Philadelphia needs to transform its transportation network at a scale large enough to drive 100 traffic deaths each year down to zero, and get a significantly larger number of people to bike, walk, or take transit as their primary means of conveyance around the city.

The city recognizes this and, on Wednesday, released Connect: Philadelphia’s Strategic Transportation Plan. The plan lays out the city’s plans and strategies for achieving Vision Zero by 2030, a better bus network, a high-quality bike network, streets that are in good repair and greater community engagement and access to transportation choices.

The plan can be read here.

Bicycle Coalition

Deputy Managing Director Mike Carroll

At press conference announcing the plan, held at Gideon Edward School on Glenwood Avenue, Philadelphia Managing Director Michael DiBerardinis, Mayor Jim Kenney, Council President Darrell Clarke, PennDOT Secretary Leslie Richards, OTIS Deputy Managing Director Mike Carroll, and SEPTA General manager Jeffrey Knueppel, spoke about the plan and how it will affect Philadelphians throughout the city’s neighborhoods.

Among the ideas discussed: Better bicycle infrastructure, an expanded and strategic bus network, and neighborhood slow zones, which Philadelphians will learn more about next week, when many of the Connect ideas are unveiled. Council President Clarke even publicly proposed adding speed humps to Glenwood Avenue, near Gideon Edward School, to make the street, and crossing for students, safer.

We applaud the Mayor and everyone involved here, for putting out this first ever strategic plan that does a good job articulating the values and vision of an equitable, safe and high quality transportation network for Philadelphia.

But, we think the City needs to deliver more in terms of projects and policy changes in tighter time frames so that significantly more people walk, bike or take transit than do today.

Most short, less than 2-mile trips in Philadelphia are still taking place by car, and the City’s transportation network needs to look very different in 2025 to change that statistic.

While the Connect report and Wednesday’s press conference focused on better bicycle infrastructure and transit, if you read between the lines, motor vehicles still take priority — and, apparently, still will in 2025.
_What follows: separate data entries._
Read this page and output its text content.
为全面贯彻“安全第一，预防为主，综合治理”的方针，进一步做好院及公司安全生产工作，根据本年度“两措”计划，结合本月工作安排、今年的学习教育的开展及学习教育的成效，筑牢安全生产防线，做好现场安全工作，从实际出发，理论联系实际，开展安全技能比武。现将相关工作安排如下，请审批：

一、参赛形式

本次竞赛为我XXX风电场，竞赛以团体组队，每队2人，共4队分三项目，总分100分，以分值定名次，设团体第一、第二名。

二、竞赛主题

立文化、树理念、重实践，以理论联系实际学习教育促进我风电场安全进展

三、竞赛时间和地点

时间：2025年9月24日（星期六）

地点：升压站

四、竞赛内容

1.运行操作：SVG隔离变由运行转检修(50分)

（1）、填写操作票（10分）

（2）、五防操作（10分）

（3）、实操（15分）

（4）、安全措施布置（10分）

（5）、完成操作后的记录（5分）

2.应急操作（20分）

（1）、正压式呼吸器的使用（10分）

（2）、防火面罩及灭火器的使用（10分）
Without more resources and staff capacity within several key departments such as Streets, Procurement and Human Resources, it will be hard to meet the 2020 and 2025 goals laid in Connect. And without serious decisions that prioritize transit, bicycling and walking over driving where necessary, Philadelphians will continue using un-sustainable transportation to move between neighborhoods, congesting the streets and polluting the air.
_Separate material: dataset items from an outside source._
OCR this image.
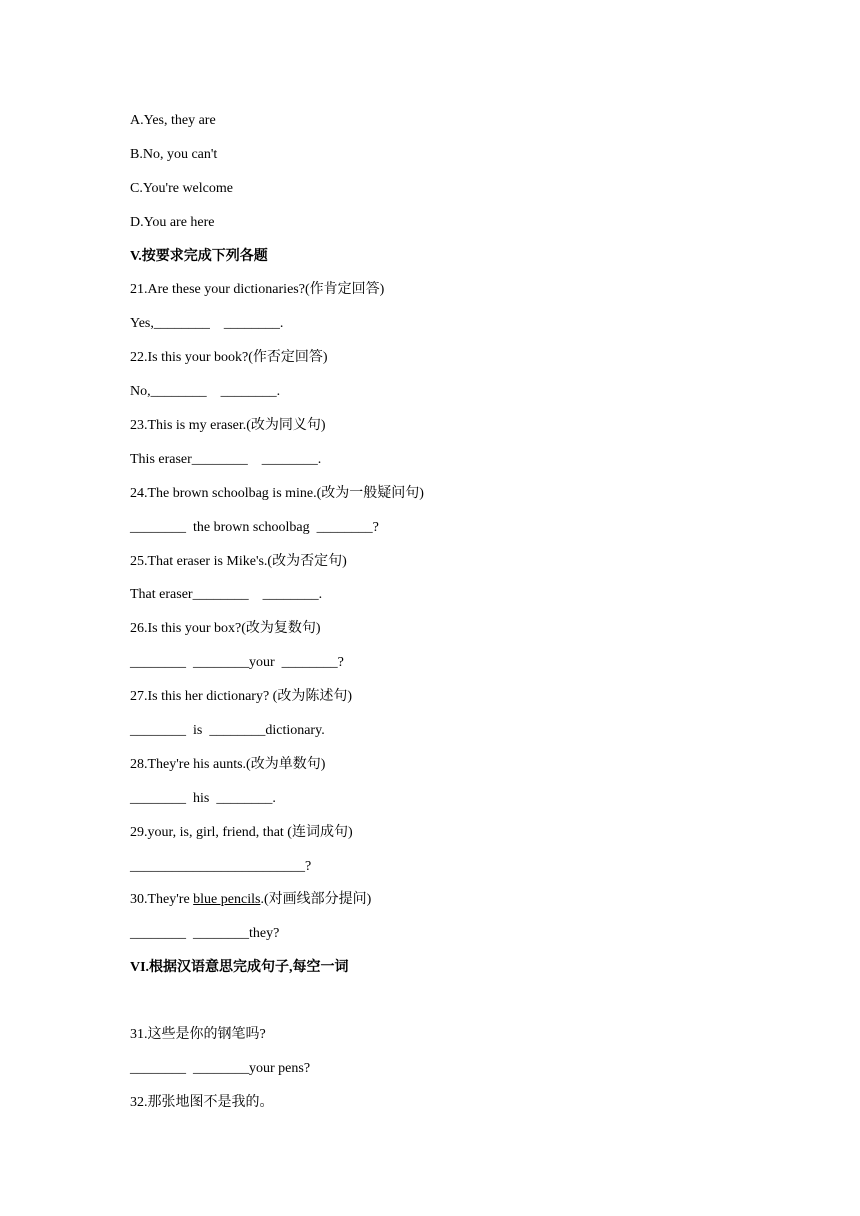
A.Yes, they are
B.No, you can't
C.You're welcome
D.You are here
V.按要求完成下列各题
21.Are these your dictionaries?(作肯定回答)
Yes,________    ________.
22.Is this your book?(作否定回答)
No,________    ________.
23.This is my eraser.(改为同义句)
This eraser________    ________.
24.The brown schoolbag is mine.(改为一般疑问句)
________  the brown schoolbag  ________?
25.That eraser is Mike's.(改为否定句)
That eraser________    ________.
26.Is this your box?(改为复数句)
________  ________your  ________?
27.Is this her dictionary? (改为陈述句)
________  is  ________dictionary.
28.They're his aunts.(改为单数句)
________  his  ________.
29.your, is, girl, friend, that (连词成句)
_________________________?
30.They're blue pencils.(对画线部分提问)
________  ________they?
VI.根据汉语意思完成句子,每空一词
31.这些是你的钢笔吗?
________  ________your pens?
32.那张地图不是我的。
We believe that in addition to a regional transit funding strategy, which this plan calls for, the City needs a local transportation funding strategy for roads, sidewalks and a high quality bicycle network. Philadelphia deserves great streets, and we can’t just continue waiting.

Bicycle Coalition

“A Great Street” from City’s new Connect strategic plan

The longer the City remains resource-constrained and limited in its ability to deliver safe streets, sidewalks in good repair, and a high quality bicycle network that meets the needs of would-be bicyclists, the longer it will take for significantly more people to ride a bike or walk two miles instead of driving.

Philadelphians have a strong desire and need for a high quality and more equitable transportation multimodal network, but the City will be hard pressed to deliver such a network without prioritizing the necessary resources.